From Science Matters at Berkeley: “An Inordinate Fondness for Tropical Species”



After having attended Berkeley as an undergraduate, Paul Fine has returned as a professor of integrative biology. He is holding one of his transplanted tree seedlings. Image courtesy Paul Fine

The tropics are hotbeds of biodiversity. Compared to other regions, the variety of birds, insects, plants and other species in the steamy forests of the equator is off the charts. For example, about 20,000 tree species occur in the rainforests of the Amazon, versus roughly 600 in the temperate forests of the United States and Canada.

“In the Amazon, an area the size of a football field can have 300 different species of trees. You’re lucky in California if you get 10 or 15,” says Paul Fine, a Berkeley professor of integrative biology. “How can all of these species coexist? Why don’t they outcompete each other?” Fine is experimenting with rainforest trees to find the answers. In the process, he aims to identify the factors that help generate biological diversity.

Much of his research takes place in Iquitos, Peru. Over the eons, rivers have carried soils to this portion of the Western Amazon from many corners of South America. Today, soil mosaics of white sand, clay, and flooded forests (habitats that are inundated for several months of the year) are found within a few hectares of one another.

Fine is studying the habitat associations and lineages of Burseraceae trees such as this Protium cubense from Cuba to help explain the biodiversity of the tropics. Image credit: Paul Fine

These conditions make Iquitos an ideal place to study how habitat variety affects speciation. To do so, Fine has been transplanting trees from one habitat to another. He is observing, for example, whether slow-growing trees associated with poor nutrient soils will grow faster on richer soils. “We want to see whether plants can turn these strategies on and off, whether they have the genetic makeup to deal with a variety of different environments,” Fine says.

When the transplants were protected from insects, the faster-growing clay species grew more rapidly on both white sand and clay habitats. But when exposed to insects, white sand species did better on white sand, and clay species on clay. This bolsters the idea that insect abundance accentuates tropical diversity. And because plants near the equator must contend with more enemies than they would in high latitude areas, where cold winters tend to decimate insect populations, they may need to develop specific chemical defenses against local pests.

This effect could be most pronounced for plants growing in poor soils, Fine reasons. “If you’re growing in nutrient-rich soil, and an insect eats half your leaves, it’s much easier to recoup the tissue you’ve lost. Whereas in the world’s worst soil, like these white sand areas, losing half your leaves can cause death,” Fine says.

The Pappista weevil lays its eggs in the resin balls of Protium trees, where they are safe from predators. Fine is researching whether weevil boring causes the trees to modify the chemical compounds found in its resins, and whether the tree is evolving specific chemical defenses against such exploitation. Image credits: Paul Fine

Fine is now examining the chemical defenses trees produce in certain habitats. He is collecting all of the insects living on a single tree species, from multiple populations separated by distances of between 100 and 3,000 miles of rainforest. “We’re guessing that widely separated populations are not likely to have the same kinds of insect assemblages eating them. If we are right, we predict that this is going to drive selection for different kinds of plant defenses. It would be a kind of local adaptation to an ‘enemy environment’,” Fine says. He is also attempting to cross-pollinate the tree populations from different localities and habitats, to compare what insect-repelling chemicals the hybrids produce versus their parents.

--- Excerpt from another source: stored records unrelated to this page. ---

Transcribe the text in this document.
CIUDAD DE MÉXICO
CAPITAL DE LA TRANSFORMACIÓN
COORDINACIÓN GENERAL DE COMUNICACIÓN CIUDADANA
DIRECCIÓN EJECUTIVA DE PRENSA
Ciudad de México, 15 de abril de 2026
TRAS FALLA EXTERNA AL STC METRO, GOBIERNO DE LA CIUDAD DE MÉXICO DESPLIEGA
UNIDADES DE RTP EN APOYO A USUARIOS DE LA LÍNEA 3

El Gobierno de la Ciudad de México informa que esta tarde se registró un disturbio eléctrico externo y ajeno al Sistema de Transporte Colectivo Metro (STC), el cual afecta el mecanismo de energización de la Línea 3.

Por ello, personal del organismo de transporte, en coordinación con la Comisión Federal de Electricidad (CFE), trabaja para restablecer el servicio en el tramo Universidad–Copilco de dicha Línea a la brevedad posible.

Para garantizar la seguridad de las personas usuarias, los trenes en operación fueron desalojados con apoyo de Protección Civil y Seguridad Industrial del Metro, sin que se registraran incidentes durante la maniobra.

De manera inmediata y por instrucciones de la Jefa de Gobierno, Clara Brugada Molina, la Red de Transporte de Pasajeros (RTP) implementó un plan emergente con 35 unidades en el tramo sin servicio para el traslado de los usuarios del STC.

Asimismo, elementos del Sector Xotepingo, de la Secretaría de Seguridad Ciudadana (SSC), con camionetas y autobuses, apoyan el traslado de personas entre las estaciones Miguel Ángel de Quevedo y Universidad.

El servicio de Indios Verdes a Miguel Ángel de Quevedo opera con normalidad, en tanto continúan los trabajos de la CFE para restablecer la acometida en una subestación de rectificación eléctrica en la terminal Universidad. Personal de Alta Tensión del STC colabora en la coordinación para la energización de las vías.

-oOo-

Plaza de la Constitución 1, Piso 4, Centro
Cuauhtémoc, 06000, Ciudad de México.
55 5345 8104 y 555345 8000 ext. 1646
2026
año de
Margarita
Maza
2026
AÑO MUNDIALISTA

Fine suspects, however, that soil type may be an equally strong factor promoting speciation. To evaluate habitat influence, he is identifying every tree in the genus Protium, which is very common in the Amazon, and reconstructing the group’s family lineage with DNA sequencing. Fine then maps the habitat type associated with each species on top of this evolutionary tree.

Fine has published results for 35 species so far. He found that trees growing in a given habitat type did not hail from the same branch of the family tree. The same pattern seems to be holding for the 65 additional species he has analyzed to date. “It seems to be very easy for these plants to evolve new associations with habitat types,” Fine concludes.

Temperate forests, by contrast, have moved often with the waxing and waning of glaciers. That means temperate trees may not have existed long enough in a single place to evolve such soil specializations. “There are many places on earth where tropical rain forests have been continuously present for at least 50 million years. Maybe that makes it more likely that species will arise in these aseasonal areas; they have a long history of having adapted to the conditions of those localities,” Fine says. The result? A planet with a remarkable fondness for tropical creatures.